The serratus anterior artery perforator (SAAP) flap is based on the connection between the serratus branch of the thoracodorsal artery and the intercostal perforators. However, these perforators can be found in only 21% of the cases, as shown by our anatomic study.12
The superior epigastric artery perforator (SEAP) flap is based on perforators originating from the superficial or the deep branch of the superior epigastric artery. This flap can be used to reconstruct tissue deficiencies in the medial quadrant.13
The latissimus dorsi (LD) myocutaneous flap has an excellent blood supply and provides enough bulk tissue for filling glandular defects and pliable skin to substitute for skin deficiencies. However, the donor-site morbidity consists of seroma formation and the presence of conspicuous scars on the back with loss of some back muscular function.14 Avoiding a scar on the back can be achieved by harvesting the LD without a skin paddle through the lateral breast incision used for the oncologic excision or approaching the defect using a mini-LD flap.15
The perforator will determine the flap viability, and careful preoperative mapping of those perforators will influence the flap design and its location. This mapping reduces the operating time and complication rate significantly while giving the surgeon a reference point of how to design the flap to address the defect. Perforators are tracked using a Doppler ultrasound device. Perforators in the thoracodorsal region are sought out in a region 8 to 10 cm below the axillary crease and within 5 cm of the anterior border of the LD muscle.16,17 To avoid the background signal from the main thoracodorsal pedicle, the patient is positioned for perforator mapping in the same position as for the surgical procedure, which is a lateral position with 90 degrees of shoulder abduction and 90 degrees of elbow flexion.
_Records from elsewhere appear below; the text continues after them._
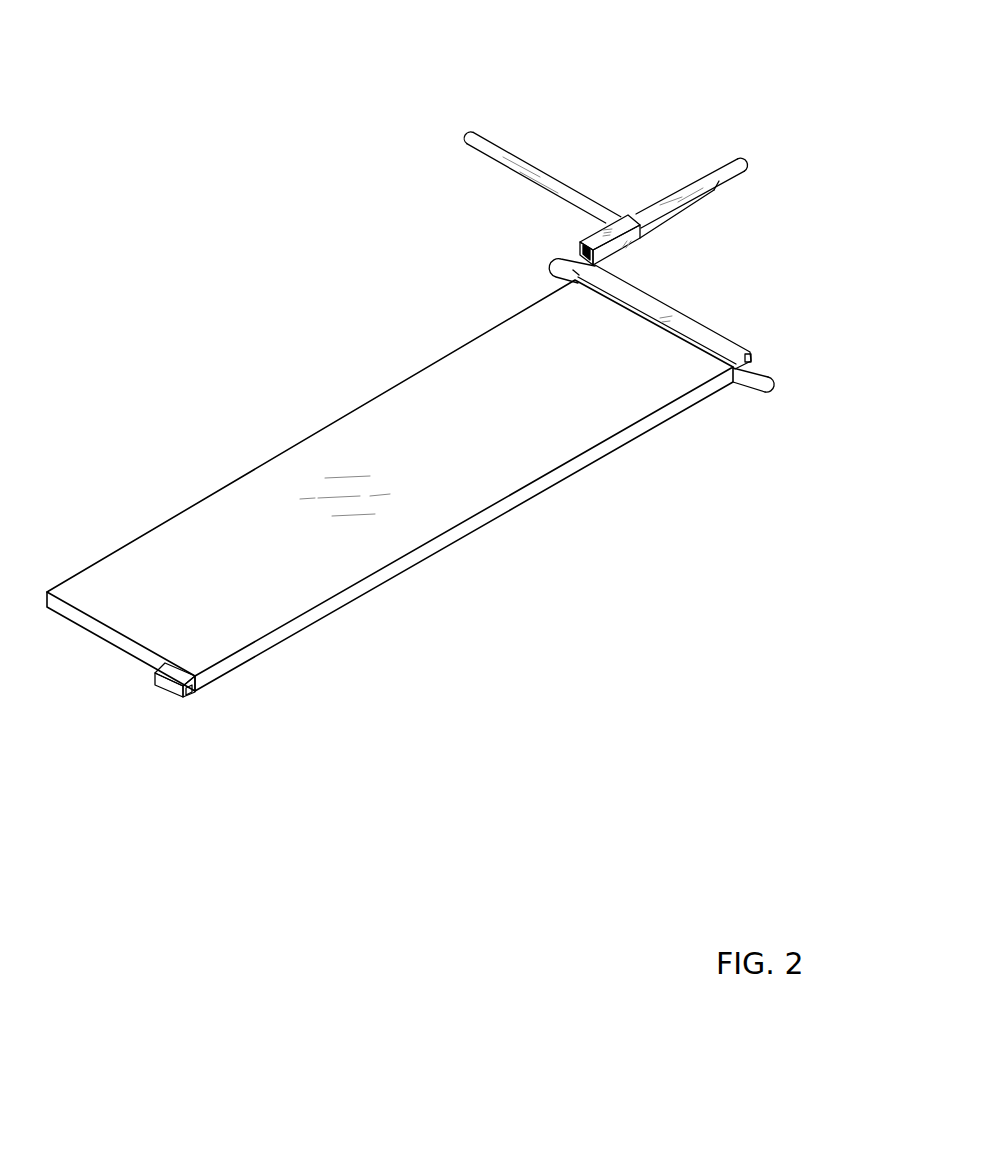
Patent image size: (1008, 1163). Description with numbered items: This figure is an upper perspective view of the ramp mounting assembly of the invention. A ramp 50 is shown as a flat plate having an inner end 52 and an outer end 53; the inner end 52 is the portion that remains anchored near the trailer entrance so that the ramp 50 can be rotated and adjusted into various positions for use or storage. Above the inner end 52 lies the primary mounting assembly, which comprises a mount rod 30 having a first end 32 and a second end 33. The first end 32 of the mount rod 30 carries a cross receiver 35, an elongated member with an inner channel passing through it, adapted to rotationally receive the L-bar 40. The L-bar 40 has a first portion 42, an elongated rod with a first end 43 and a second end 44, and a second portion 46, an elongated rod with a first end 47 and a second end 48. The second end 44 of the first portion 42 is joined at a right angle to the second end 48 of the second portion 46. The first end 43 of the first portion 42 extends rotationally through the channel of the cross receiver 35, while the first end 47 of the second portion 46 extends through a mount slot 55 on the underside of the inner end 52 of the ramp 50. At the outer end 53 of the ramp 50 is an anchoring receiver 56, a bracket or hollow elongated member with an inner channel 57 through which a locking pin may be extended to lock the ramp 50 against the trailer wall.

The mount rod 30 is at (527, 163).
The first end 32 is at (613, 212).
The second end 33 is at (464, 138).
The cross receiver 35 is at (650, 248).
The L-bar 40 is at (713, 168).
The first portion 42 is at (714, 192).
The first end 43 is at (745, 160).
The second end 44 is at (553, 250).
The second portion 46 is at (570, 288).
The first end 47 is at (768, 392).
The second end 48 is at (553, 267).
The ramp 50 is at (317, 432).
The inner end 52 is at (663, 300).
The outer end 53 is at (103, 632).
The mount slot 55 is at (752, 359).
The anchoring receiver 56 is at (170, 692).
The inner channel 57 is at (188, 700).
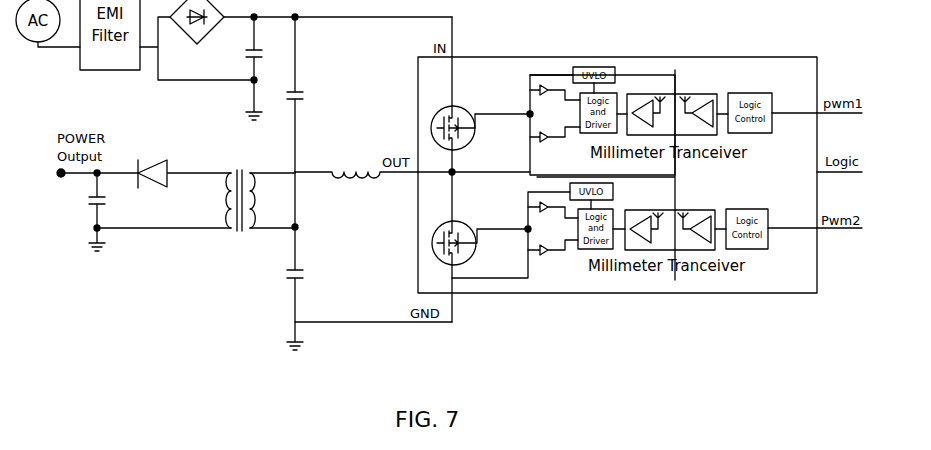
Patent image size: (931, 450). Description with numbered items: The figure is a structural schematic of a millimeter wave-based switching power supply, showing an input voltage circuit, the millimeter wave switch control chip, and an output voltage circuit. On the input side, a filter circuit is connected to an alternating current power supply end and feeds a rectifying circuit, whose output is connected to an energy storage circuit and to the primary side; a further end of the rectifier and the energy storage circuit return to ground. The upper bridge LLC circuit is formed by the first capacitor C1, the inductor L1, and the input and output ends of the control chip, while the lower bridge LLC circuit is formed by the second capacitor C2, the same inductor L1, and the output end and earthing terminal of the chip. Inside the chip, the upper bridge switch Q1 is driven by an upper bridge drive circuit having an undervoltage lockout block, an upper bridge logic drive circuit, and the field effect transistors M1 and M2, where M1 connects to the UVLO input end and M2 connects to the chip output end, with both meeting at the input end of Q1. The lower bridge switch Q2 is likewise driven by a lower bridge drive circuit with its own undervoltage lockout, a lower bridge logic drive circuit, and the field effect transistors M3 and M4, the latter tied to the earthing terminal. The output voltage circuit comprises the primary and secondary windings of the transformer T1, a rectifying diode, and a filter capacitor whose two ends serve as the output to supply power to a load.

When the signal is heard in front of the anterior border of the LD muscle, a direct perforator (a septal perforator) of the thoracodorsal pedicle can be expected. This direct perforator can be found in 55% of the cases, which makes the dissection easier and quicker, but the disadvantage is a shorter pedicle and the flap may not be able to reach more distant defects.16,17 This septal perforator arises from the thoracodorsal vessels at a high level and it may be damaged by axillary lymph node surgery. Therefore, it is mandatory to check the vascular course of this perforator before committing to raise the flap based on it.